Сущность второй идеологемы выявляется в понимании языка как автономного, самостоятельного и непрозрачного (обладающего собственной «телесностью») участника символического обмена. В этом случае язык репрезентирует не только и не столько реальность внешнюю, сколько собственную (языковую) реальность. Очевидно, что кантовская вещь-в-себе представляет собой результат такого опосредования, так же как признание авангардистами поэтической функции в качестве доминирующей функции языка есть результат радикализации этой концепции. Как мы в дальнейшем увидим, и идея неограниченного семиозиса, и феномен гиперинтерпретации логически вытекают из одной и той же парадигмы языка. С позиций семиотики, обреченной на неразрешимость проблемы референциальности, знак не «просвечивает» репрезентируемую им реальность. Репрезентируемая им реальность — это прежде всего дискурсивная реальность субъекта, пользующегося языком. Коль скоро язык существует, он непрозрачен, телесен и создает собственную символическую реальность.
Это небольшое отступление позволяет представить, в рамках какой парадигмы возникли и развивались идеи кино как универсального языка: эта была по сути попытка реализовать лингвистическую утопию иными средствами. Очевидно, что в 20-х гг. аналогии между языком вербальным и кинематографическим носили скорее субстанциальный и имплицитный характер, развиваясь по принципу ad hoc. Тем не менее можно обнаружить странную и противоречивую преемственность между концепцией «универсального языка кино» и эпохой структурно-лингвистического детерминизма в теории кино 60-х гг. Эта близость объясняется использованием в том и другом случае лингвистической аргументации, поиском аналогий с эталоном коммуникации — моделью естественного языка. Становится очевидным, что утверждение конвенциональной природы иконического знака неизбежно ведет к разоблачению «эффекта реальности» в визуальных сообщениях, к признанию автономии изображения: отказ от утопии языка кино как универсального языка означает, что реальность, запечатленная в кадре, — это реальность отфильтрованная, опосредованная и уже интерпретированная.

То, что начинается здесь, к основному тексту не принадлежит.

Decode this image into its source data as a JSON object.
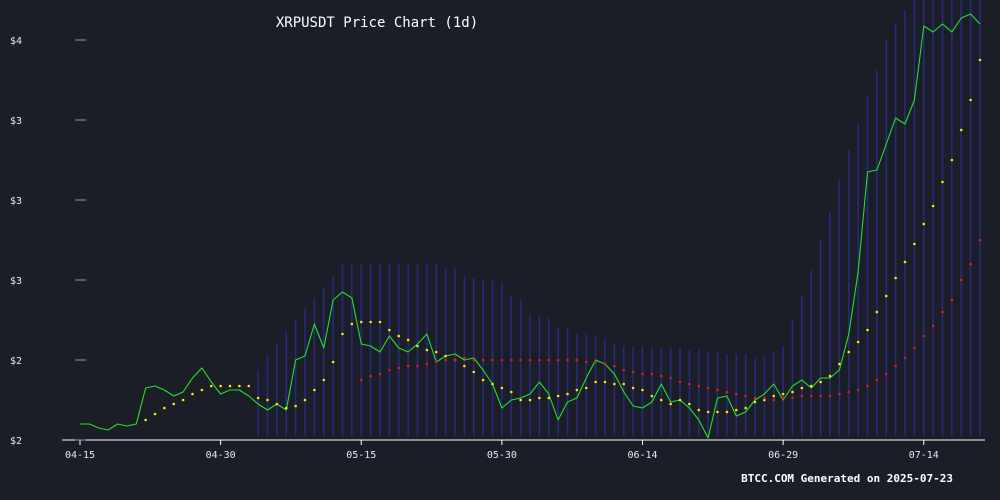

Возвращаясь к тексту Эко, можно с уверенностью сказать, что осуществленная им ревизия концепции иконического знака сыграла весьма важную роль в переосмыслении природы фотографического изображения и языка кино в целом. Переход к проблемам феноменологии восприятия отражает также и результат ассимиляции некоторых идей, первоначально возникших в рамках психологии визуального восприятия, с достижениями семиотики и эстетики. Проблема кодификации визуальных практик, столь важная в этот период для Эко, и по сей день остается весьма важной, не получившей пока окончательного разрешения.